The Configurable Data Curation System (CDCS) is an informatics platform created as critical data-infrastructure for materials science R&D. Although initially conceived under the Materials Genome Initiative (MGI) program to accelerate advanced materials innovation, design, and deployment, the CDCS has been finding increasing use in scientific projects, organizations, institutions, and other domains domestically and internationally.
The ability to automate and accelerate the activities of scientific and engineering lifecycles for materials science (or any other domain) depends critically on a scalable infrastructure for scientific data. Without appropriate data or inter-connection of that data, no meaningful automation or interpretation is possible. In the MGI, there may be collections of incompatible data often represented in diverse formats. This is a challenge to the distributed research goal envisaged by the MGI. The Configurable Data Curation System (CDCS) allows for the curation of materials data into a repository using predefined templates. The ability of the platform’s underlying XML format to be transformed into virtually any other format using standard tools gives the CDCS the ability to serve as a data source for a wide variety of existing materials informatics efforts that can span across projects, groups, and organizations. Each project, group, or organization can run as many MDCS instances as needed. Individual MDCS repositories can be interconnected for federated searches and data sharing.
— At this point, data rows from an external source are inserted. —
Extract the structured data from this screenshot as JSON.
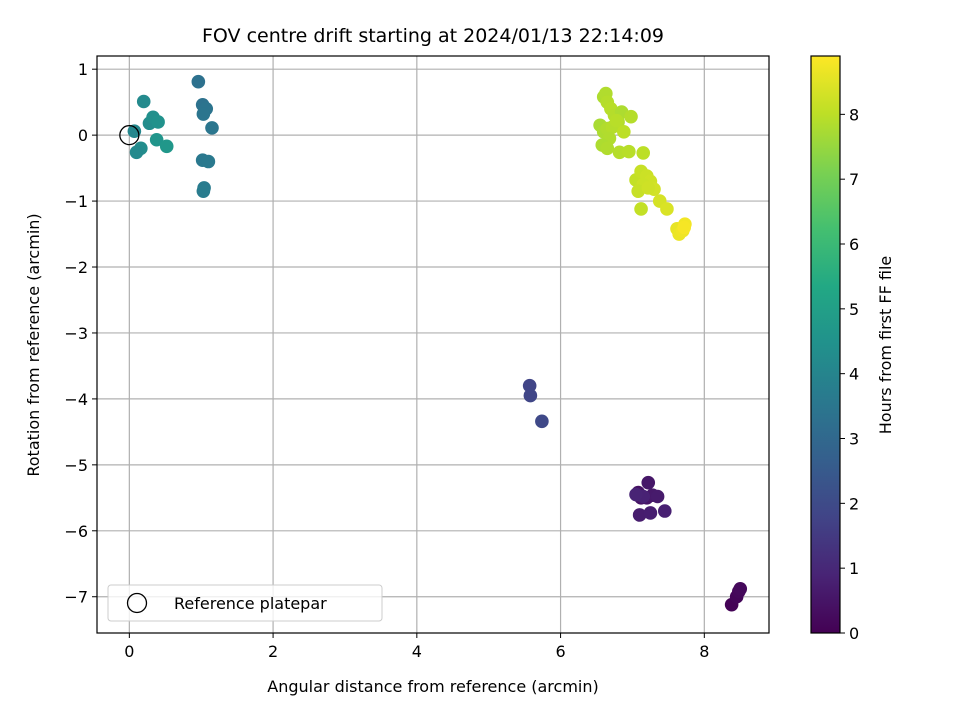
{
  "chart_data": {
    "type": "scatter",
    "title": "FOV centre drift starting at 2024/01/13 22:14:09",
    "xlabel": "Angular distance from reference (arcmin)",
    "ylabel": "Rotation from reference (arcmin)",
    "xlim": [
      -0.45,
      8.9
    ],
    "ylim": [
      -7.55,
      1.2
    ],
    "x_ticks": [
      0,
      2,
      4,
      6,
      8
    ],
    "y_ticks": [
      1,
      0,
      -1,
      -2,
      -3,
      -4,
      -5,
      -6,
      -7
    ],
    "x_tick_labels": [
      "0",
      "2",
      "4",
      "6",
      "8"
    ],
    "y_tick_labels": [
      "1",
      "0",
      "−1",
      "−2",
      "−3",
      "−4",
      "−5",
      "−6",
      "−7"
    ],
    "grid": true,
    "legend": {
      "position": "lower-left",
      "entries": [
        "Reference platepar"
      ]
    },
    "reference_point": {
      "x": 0,
      "y": 0,
      "marker": "open-circle",
      "label": "Reference platepar"
    },
    "colorbar": {
      "label": "Hours from first FF file",
      "colormap": "viridis",
      "range": [
        0,
        8.9
      ],
      "ticks": [
        0,
        1,
        2,
        3,
        4,
        5,
        6,
        7,
        8
      ],
      "tick_labels": [
        "0",
        "1",
        "2",
        "3",
        "4",
        "5",
        "6",
        "7",
        "8"
      ]
    },
    "points": [
      {
        "x": 8.38,
        "y": -7.12,
        "c": 0.05
      },
      {
        "x": 8.45,
        "y": -7.0,
        "c": 0.1
      },
      {
        "x": 8.48,
        "y": -6.92,
        "c": 0.15
      },
      {
        "x": 8.5,
        "y": -6.88,
        "c": 0.2
      },
      {
        "x": 7.08,
        "y": -5.42,
        "c": 0.4
      },
      {
        "x": 7.12,
        "y": -5.5,
        "c": 0.45
      },
      {
        "x": 7.2,
        "y": -5.5,
        "c": 0.5
      },
      {
        "x": 7.22,
        "y": -5.27,
        "c": 0.55
      },
      {
        "x": 7.28,
        "y": -5.46,
        "c": 0.6
      },
      {
        "x": 7.35,
        "y": -5.48,
        "c": 0.65
      },
      {
        "x": 7.1,
        "y": -5.76,
        "c": 0.7
      },
      {
        "x": 7.25,
        "y": -5.73,
        "c": 0.75
      },
      {
        "x": 7.45,
        "y": -5.7,
        "c": 0.8
      },
      {
        "x": 7.15,
        "y": -5.48,
        "c": 0.85
      },
      {
        "x": 7.05,
        "y": -5.45,
        "c": 0.9
      },
      {
        "x": 5.57,
        "y": -3.8,
        "c": 1.8
      },
      {
        "x": 5.58,
        "y": -3.95,
        "c": 1.85
      },
      {
        "x": 5.74,
        "y": -4.34,
        "c": 1.95
      },
      {
        "x": 0.96,
        "y": 0.81,
        "c": 3.3
      },
      {
        "x": 1.02,
        "y": 0.46,
        "c": 3.35
      },
      {
        "x": 1.07,
        "y": 0.4,
        "c": 3.4
      },
      {
        "x": 1.03,
        "y": 0.32,
        "c": 3.45
      },
      {
        "x": 1.15,
        "y": 0.11,
        "c": 3.5
      },
      {
        "x": 1.02,
        "y": -0.38,
        "c": 3.55
      },
      {
        "x": 1.1,
        "y": -0.4,
        "c": 3.6
      },
      {
        "x": 1.04,
        "y": -0.8,
        "c": 3.65
      },
      {
        "x": 1.03,
        "y": -0.85,
        "c": 3.7
      },
      {
        "x": 0.07,
        "y": 0.06,
        "c": 4.1
      },
      {
        "x": 0.2,
        "y": 0.51,
        "c": 4.2
      },
      {
        "x": 0.28,
        "y": 0.18,
        "c": 4.3
      },
      {
        "x": 0.33,
        "y": 0.27,
        "c": 4.4
      },
      {
        "x": 0.4,
        "y": 0.2,
        "c": 4.5
      },
      {
        "x": 0.38,
        "y": -0.07,
        "c": 4.6
      },
      {
        "x": 0.52,
        "y": -0.17,
        "c": 4.7
      },
      {
        "x": 0.16,
        "y": -0.2,
        "c": 4.3
      },
      {
        "x": 0.1,
        "y": -0.26,
        "c": 4.2
      },
      {
        "x": 6.6,
        "y": 0.58,
        "c": 7.8
      },
      {
        "x": 6.63,
        "y": 0.63,
        "c": 7.85
      },
      {
        "x": 6.65,
        "y": 0.5,
        "c": 7.9
      },
      {
        "x": 6.7,
        "y": 0.4,
        "c": 7.95
      },
      {
        "x": 6.75,
        "y": 0.3,
        "c": 7.9
      },
      {
        "x": 6.8,
        "y": 0.2,
        "c": 7.85
      },
      {
        "x": 6.85,
        "y": 0.35,
        "c": 7.8
      },
      {
        "x": 6.55,
        "y": 0.15,
        "c": 7.75
      },
      {
        "x": 6.6,
        "y": 0.05,
        "c": 7.8
      },
      {
        "x": 6.65,
        "y": 0.1,
        "c": 7.85
      },
      {
        "x": 6.72,
        "y": 0.12,
        "c": 7.9
      },
      {
        "x": 6.78,
        "y": 0.22,
        "c": 7.95
      },
      {
        "x": 6.88,
        "y": 0.05,
        "c": 8.0
      },
      {
        "x": 6.98,
        "y": 0.28,
        "c": 7.9
      },
      {
        "x": 6.68,
        "y": -0.05,
        "c": 7.85
      },
      {
        "x": 6.58,
        "y": -0.15,
        "c": 7.8
      },
      {
        "x": 6.65,
        "y": -0.2,
        "c": 7.85
      },
      {
        "x": 6.82,
        "y": -0.26,
        "c": 7.9
      },
      {
        "x": 6.95,
        "y": -0.25,
        "c": 7.95
      },
      {
        "x": 7.15,
        "y": -0.27,
        "c": 8.0
      },
      {
        "x": 7.05,
        "y": -0.68,
        "c": 8.1
      },
      {
        "x": 7.12,
        "y": -0.55,
        "c": 8.15
      },
      {
        "x": 7.2,
        "y": -0.62,
        "c": 8.2
      },
      {
        "x": 7.25,
        "y": -0.7,
        "c": 8.25
      },
      {
        "x": 7.3,
        "y": -0.82,
        "c": 8.3
      },
      {
        "x": 7.15,
        "y": -0.75,
        "c": 8.2
      },
      {
        "x": 7.08,
        "y": -0.85,
        "c": 8.15
      },
      {
        "x": 7.22,
        "y": -0.8,
        "c": 8.25
      },
      {
        "x": 7.12,
        "y": -1.12,
        "c": 8.1
      },
      {
        "x": 7.38,
        "y": -1.0,
        "c": 8.35
      },
      {
        "x": 7.48,
        "y": -1.12,
        "c": 8.4
      },
      {
        "x": 7.62,
        "y": -1.42,
        "c": 8.6
      },
      {
        "x": 7.65,
        "y": -1.5,
        "c": 8.65
      },
      {
        "x": 7.7,
        "y": -1.45,
        "c": 8.7
      },
      {
        "x": 7.73,
        "y": -1.35,
        "c": 8.75
      },
      {
        "x": 7.72,
        "y": -1.4,
        "c": 8.8
      }
    ]
  }
}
The informatics platform created by the NIST informatics team is a scalable data management platform, whose system types (curator and registry) represent basic building blocks of MGI infrastructure for activities involving data, computation, integration, and R&D. Built as web-applications made of modular functional components, the CDCS platform and team has been continually and successfully realizing the data-infrastructure aspect of the MGI vision by providing a scalable basis for incrementally curating, aggregating, connecting, searching, and sharing data, resources, and infrastructure. This has been built on a stack of modern web, data, and informatics technologies including:
The CDCS is implemented in Python, the Django web-application framework and MongoDB. It uses XML because it is a robust, proven standard written as plain text. It can also be shared and converted into other formats easily. The CDCS provides a Representational State Transfer (REST) API that allows other software to directly interact with it over a network. CDCS functions are available via the API, allowing for full automation.
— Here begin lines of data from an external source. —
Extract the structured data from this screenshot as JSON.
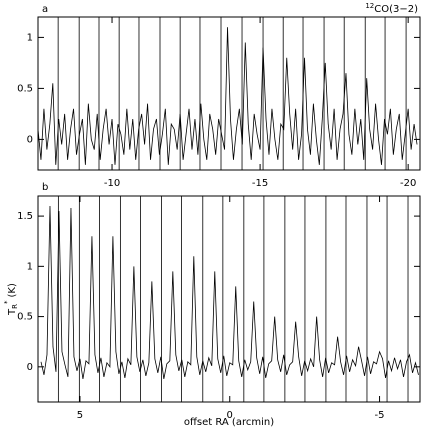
{
  "chart_data": [
    {
      "type": "line",
      "label": "a",
      "title": {
        "sup": "12",
        "text": "CO(3−2)"
      },
      "xlim": [
        -7.5,
        -20.4
      ],
      "ylim": [
        -0.3,
        1.2
      ],
      "xticks": [
        -10,
        -15,
        -20
      ],
      "yticks": [
        0,
        0.5,
        1
      ],
      "vlines": [
        -8.18,
        -8.89,
        -9.56,
        -10.24,
        -10.91,
        -11.62,
        -12.3,
        -12.97,
        -13.68,
        -14.39,
        -15.1,
        -15.78,
        -16.45,
        -17.16,
        -17.84,
        -18.55,
        -19.22,
        -19.93
      ],
      "x": [
        -7.5,
        -7.6,
        -7.7,
        -7.8,
        -7.9,
        -8.0,
        -8.1,
        -8.2,
        -8.3,
        -8.4,
        -8.5,
        -8.6,
        -8.7,
        -8.8,
        -8.9,
        -9.0,
        -9.1,
        -9.2,
        -9.3,
        -9.4,
        -9.5,
        -9.6,
        -9.7,
        -9.8,
        -9.9,
        -10.0,
        -10.1,
        -10.2,
        -10.3,
        -10.4,
        -10.5,
        -10.6,
        -10.7,
        -10.8,
        -10.9,
        -11.0,
        -11.1,
        -11.2,
        -11.3,
        -11.4,
        -11.5,
        -11.6,
        -11.7,
        -11.8,
        -11.9,
        -12.0,
        -12.1,
        -12.2,
        -12.3,
        -12.4,
        -12.5,
        -12.6,
        -12.7,
        -12.8,
        -12.9,
        -13.0,
        -13.1,
        -13.2,
        -13.3,
        -13.4,
        -13.5,
        -13.6,
        -13.7,
        -13.8,
        -13.9,
        -14.0,
        -14.1,
        -14.2,
        -14.3,
        -14.4,
        -14.5,
        -14.6,
        -14.7,
        -14.8,
        -14.9,
        -15.0,
        -15.1,
        -15.2,
        -15.3,
        -15.4,
        -15.5,
        -15.6,
        -15.7,
        -15.8,
        -15.9,
        -16.0,
        -16.1,
        -16.2,
        -16.3,
        -16.4,
        -16.5,
        -16.6,
        -16.7,
        -16.8,
        -16.9,
        -17.0,
        -17.1,
        -17.2,
        -17.3,
        -17.4,
        -17.5,
        -17.6,
        -17.7,
        -17.8,
        -17.9,
        -18.0,
        -18.1,
        -18.2,
        -18.3,
        -18.4,
        -18.5,
        -18.6,
        -18.7,
        -18.8,
        -18.9,
        -19.0,
        -19.1,
        -19.2,
        -19.3,
        -19.4,
        -19.5,
        -19.6,
        -19.7,
        -19.8,
        -19.9,
        -20.0,
        -20.1,
        -20.2,
        -20.3
      ],
      "series": [
        {
          "color": "#000000",
          "values": [
            0.1,
            -0.2,
            0.3,
            -0.1,
            0.15,
            0.55,
            -0.25,
            0.2,
            -0.05,
            0.25,
            -0.2,
            0.1,
            0.3,
            -0.15,
            0.05,
            0.2,
            -0.25,
            0.35,
            0.0,
            -0.1,
            0.25,
            -0.2,
            0.1,
            0.3,
            -0.05,
            0.2,
            -0.25,
            0.15,
            0.05,
            -0.15,
            0.3,
            -0.1,
            0.2,
            -0.2,
            0.1,
            0.25,
            -0.05,
            0.35,
            -0.2,
            0.1,
            0.2,
            -0.15,
            0.05,
            0.3,
            -0.25,
            0.15,
            0.1,
            -0.1,
            0.25,
            -0.2,
            0.05,
            0.3,
            -0.1,
            0.2,
            -0.15,
            0.35,
            0.0,
            -0.2,
            0.25,
            0.1,
            -0.15,
            0.2,
            0.05,
            -0.1,
            1.1,
            0.2,
            -0.2,
            0.1,
            0.3,
            -0.05,
            0.95,
            0.15,
            -0.2,
            0.25,
            0.05,
            -0.1,
            0.9,
            0.2,
            -0.15,
            0.3,
            0.0,
            -0.2,
            0.15,
            0.1,
            0.8,
            0.25,
            -0.1,
            0.3,
            -0.2,
            0.05,
            0.8,
            0.1,
            -0.15,
            0.35,
            0.0,
            -0.25,
            0.2,
            0.75,
            0.15,
            -0.1,
            0.3,
            -0.2,
            0.1,
            0.25,
            0.65,
            0.05,
            -0.15,
            0.3,
            -0.05,
            0.2,
            -0.2,
            0.6,
            0.1,
            -0.1,
            0.35,
            0.0,
            -0.25,
            0.2,
            0.05,
            0.3,
            -0.15,
            0.1,
            0.25,
            -0.2,
            0.05,
            0.3,
            -0.1,
            0.15,
            -0.05
          ]
        }
      ]
    },
    {
      "type": "line",
      "label": "b",
      "xlabel": "offset RA  (arcmin)",
      "ylabel": {
        "main": "T",
        "sub": "R",
        "sup": "*",
        "unit": "(K)"
      },
      "xlim": [
        6.4,
        -6.35
      ],
      "ylim": [
        -0.35,
        1.7
      ],
      "xticks": [
        5,
        0,
        -5
      ],
      "yticks": [
        0,
        0.5,
        1,
        1.5
      ],
      "vlines": [
        5.72,
        5.02,
        4.35,
        3.65,
        2.98,
        2.28,
        1.61,
        0.9,
        0.23,
        -0.47,
        -1.14,
        -1.84,
        -2.51,
        -3.21,
        -3.88,
        -4.58,
        -5.25,
        -5.95
      ],
      "x": [
        6.3,
        6.2,
        6.1,
        6.0,
        5.9,
        5.8,
        5.7,
        5.6,
        5.5,
        5.4,
        5.3,
        5.2,
        5.1,
        5.0,
        4.9,
        4.8,
        4.7,
        4.6,
        4.5,
        4.4,
        4.3,
        4.2,
        4.1,
        4.0,
        3.9,
        3.8,
        3.7,
        3.6,
        3.5,
        3.4,
        3.3,
        3.2,
        3.1,
        3.0,
        2.9,
        2.8,
        2.7,
        2.6,
        2.5,
        2.4,
        2.3,
        2.2,
        2.1,
        2.0,
        1.9,
        1.8,
        1.7,
        1.6,
        1.5,
        1.4,
        1.3,
        1.2,
        1.1,
        1.0,
        0.9,
        0.8,
        0.7,
        0.6,
        0.5,
        0.4,
        0.3,
        0.2,
        0.1,
        0.0,
        -0.1,
        -0.2,
        -0.3,
        -0.4,
        -0.5,
        -0.6,
        -0.7,
        -0.8,
        -0.9,
        -1.0,
        -1.1,
        -1.2,
        -1.3,
        -1.4,
        -1.5,
        -1.6,
        -1.7,
        -1.8,
        -1.9,
        -2.0,
        -2.1,
        -2.2,
        -2.3,
        -2.4,
        -2.5,
        -2.6,
        -2.7,
        -2.8,
        -2.9,
        -3.0,
        -3.1,
        -3.2,
        -3.3,
        -3.4,
        -3.5,
        -3.6,
        -3.7,
        -3.8,
        -3.9,
        -4.0,
        -4.1,
        -4.2,
        -4.3,
        -4.4,
        -4.5,
        -4.6,
        -4.7,
        -4.8,
        -4.9,
        -5.0,
        -5.1,
        -5.2,
        -5.3,
        -5.4,
        -5.5,
        -5.6,
        -5.7,
        -5.8,
        -5.9,
        -6.0,
        -6.1,
        -6.2,
        -6.3
      ],
      "series": [
        {
          "color": "#000000",
          "values": [
            0.05,
            -0.08,
            0.12,
            1.6,
            0.2,
            -0.05,
            1.55,
            0.15,
            0.02,
            -0.1,
            1.58,
            0.1,
            -0.04,
            0.08,
            -0.12,
            0.06,
            0.03,
            1.3,
            0.12,
            -0.06,
            0.09,
            -0.1,
            0.04,
            0.0,
            1.3,
            0.15,
            -0.07,
            0.05,
            -0.11,
            0.08,
            0.02,
            1.0,
            0.1,
            -0.05,
            0.07,
            -0.09,
            0.04,
            0.85,
            0.08,
            -0.06,
            0.1,
            -0.12,
            0.03,
            0.06,
            0.95,
            0.12,
            -0.04,
            0.07,
            -0.1,
            0.05,
            0.02,
            1.1,
            0.1,
            -0.08,
            0.06,
            -0.05,
            0.09,
            0.01,
            0.95,
            0.08,
            -0.06,
            0.11,
            -0.09,
            0.04,
            0.02,
            0.8,
            0.06,
            -0.1,
            0.07,
            -0.03,
            0.05,
            0.65,
            0.09,
            -0.07,
            0.1,
            -0.11,
            0.03,
            0.06,
            0.5,
            0.07,
            -0.05,
            0.12,
            -0.08,
            0.02,
            0.05,
            0.45,
            0.1,
            -0.09,
            0.06,
            -0.04,
            0.08,
            0.0,
            0.5,
            0.07,
            -0.1,
            0.09,
            -0.06,
            0.04,
            0.02,
            0.3,
            0.05,
            -0.08,
            0.11,
            -0.05,
            0.07,
            0.01,
            0.2,
            0.06,
            -0.09,
            0.1,
            -0.07,
            0.05,
            0.03,
            0.15,
            0.08,
            -0.11,
            0.06,
            -0.04,
            0.09,
            -0.02,
            0.07,
            -0.1,
            0.05,
            0.12,
            -0.06,
            0.04,
            -0.08
          ]
        }
      ]
    }
  ]
}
Features and capabilities available in fielded systems include:
Common use-cases supported by the CDCS include:
Since its rearchitecture in 2017 into the 2.0 core modular system of packages, the team has had 31 releases of the curator (MDCS) and 24 releases of the registry (MRR) software components and nearly 50 modular components, as well as 6 primary releases before that since the first public release in 2015. Releases have been developed in close-collaboration with a growing base of stakeholders who suggest important features that are rapidly developed and deployed on both test and production systems.
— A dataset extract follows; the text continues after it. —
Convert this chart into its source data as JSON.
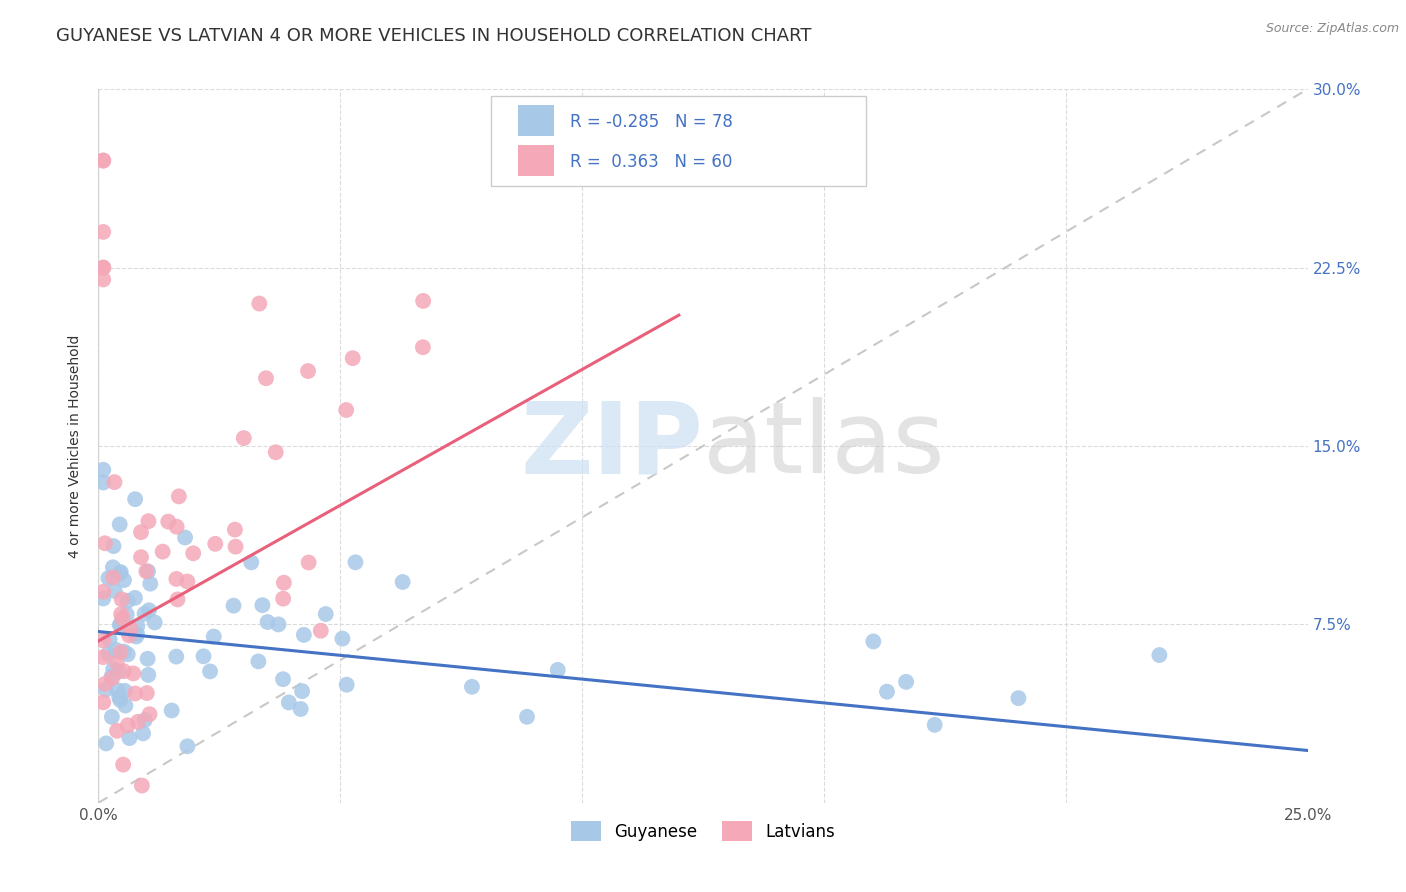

The user community for the CDCS has an increasing footprint in the U.S. (government, industry, and academia) as well as internationally. CDCS systems are being used to support research at national research institutions in Switzerland (the Swiss Government’s Research Institute for Materials Science and Technology or EMPA), Sweden (Stockholm’s KTH Royal Institute of Technology), Taiwan (University of Taiwan), China (Shanghai University), Japan (National Institute for Materials Science or NIMS), Korea (Korea Institute of Materials Science or KIMS). In the United States, it is being used extensively at the National Institute for Standards and Technology (NIST) for projects such as smart manufacturing, additive manufacturing, inter-atomic potentials research, phase-data research, high-throughput materials science, and more. In addition, it is being used by the U.S. Army Research Lab, Hollings Marine Laboratory, Argonne National Laboratory, John’s Hopkins University, Duke University, Texas A&M, Missouri S&T, Northwest University, and more for materials science R&D. It is being used at prominent industry organizations such as NextFlex, America Makes, and QuesTek, and is also showing impact in domains well-beyond materials science, such as uses at NIH to support human genome bio-informatics research, and in the greenhouse-gases research community. It also has domestic and international deployments of its registries to support scientific discovery at prominent institutions such as the world-recognized metrology organization, Bureau International des Poids et Mesures (BIPM), the Research Data Alliance (RDA), the Center for Hierarchical Materials Design (CHiMaD), as well as a primary registry deployment at the National Institute of Standards and Technology (NIST).
Recently we have seen rapid application, integration, and scaling of CDCS to the COVID-19 research domain. The NIST COVID19-DATA repository and registry systems are being made available to aid in meeting the White House Call to Action for the Nation’s artificial intelligence experts to develop new text and data mining techniques that can help the science community address high-priority scientific questions associated with COVID-19.
The CDCS is actively developed in collaboration with MML and ODI and has been regularly listed as part of the NIST-wide initiatives for improving access to open data and supporting the NIST process systems for developing and producing scientific reference data. Thus, CDCS remains close to conversations surrounding high quality science and analysis, such as scientific reproducibility and provenance.
Continual engagement is successfully and gradually growing and integrating communities of scientific data by deploying and connecting registries and repositories into scientific workflows in materials science, bio-economy, greenhouse gases, international metrology, international research data working groups (RDA), as well as integrating with other existing data infrastructure.